The product was delicious but the customer understanding of tahini was too novice. Since it was perishable, we spent a lot of resources keeping the product moving off the shelves to keep up with the expiration date.
We could say our timing was lucky, but we thought long and hard when we started the company about how tahini would fit into emerging food trends – namely the mediterreanean diet, the rising interest of Middle Eastern cuisine in the restaurant and fast casual industries, and diet trends like paleo, whole30 and vegan/plant based eating.
My takeaway is to really think about all the ways your product fits into current and future dietary wants and needs in the market, hopefully it’s in lots of ways so you have a large pipeline of marketing and sales opportunities.
What are the tools you couldn’t operate your business without?
Any books that have influenced you?
Early on I read “Rubies in the Orchard” by Linda Resnick, a founder of POM. I read it filling in “tahini” or “sesame” for pomegranates throughout her wise words of how to find intrinsic values of a product to meet consumer’s desires.
I also love the book “Presence” by Amy Cuddy.

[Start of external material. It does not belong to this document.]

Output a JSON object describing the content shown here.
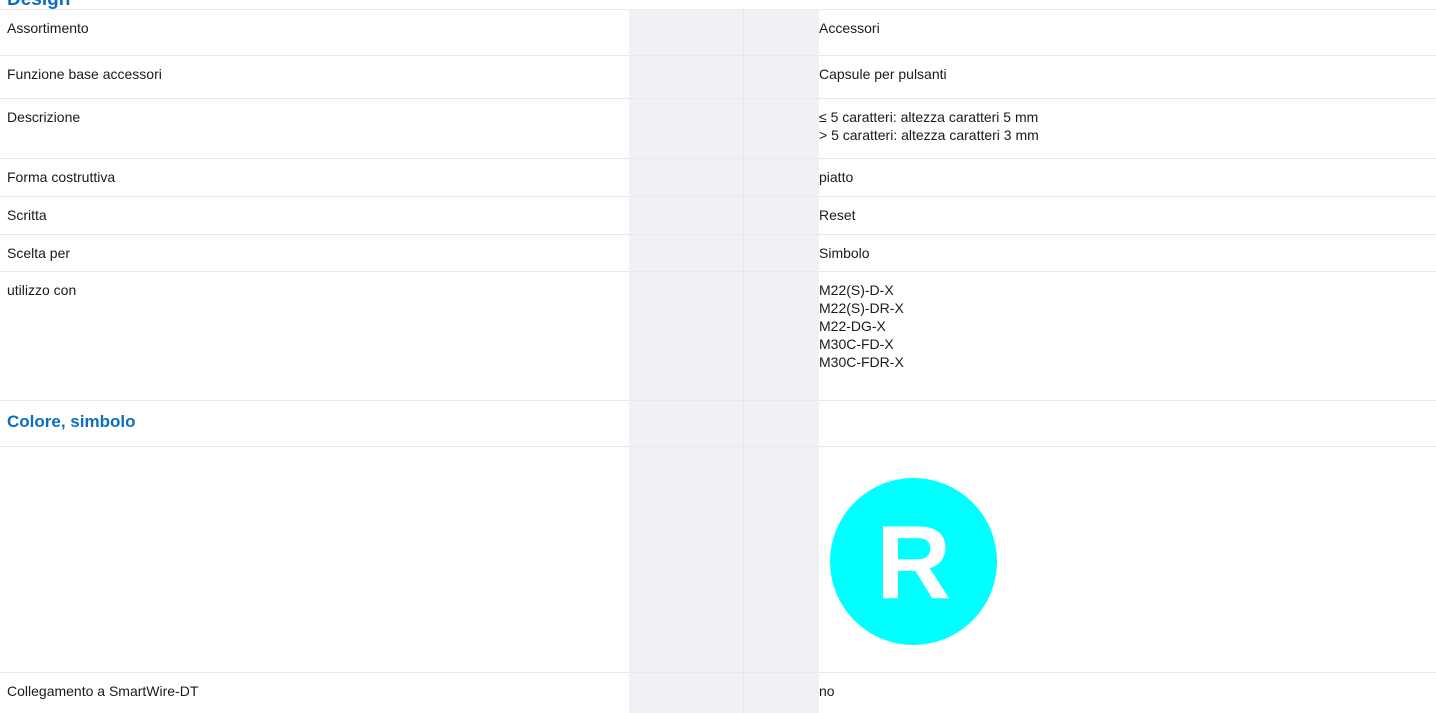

I find interpersonal communication techniques to be crucial in connecting authentically with potential and current customers.
Advice for other food entrepreneurs?
- Don’t be afraid to try something, but be sure to have a timeline to evaluate if it’s working or not.
- Your product doesn’t need to be perfect to start sharing it with people or even selling it. It just needs to be good enough. Nothing can help shape a product into a great product better than honest consumer feedback.
- Try to discern what’s “fluff” and what’s truly important for an early stage venture. Important: a good, safe product. “Fluff” how pretty your website is.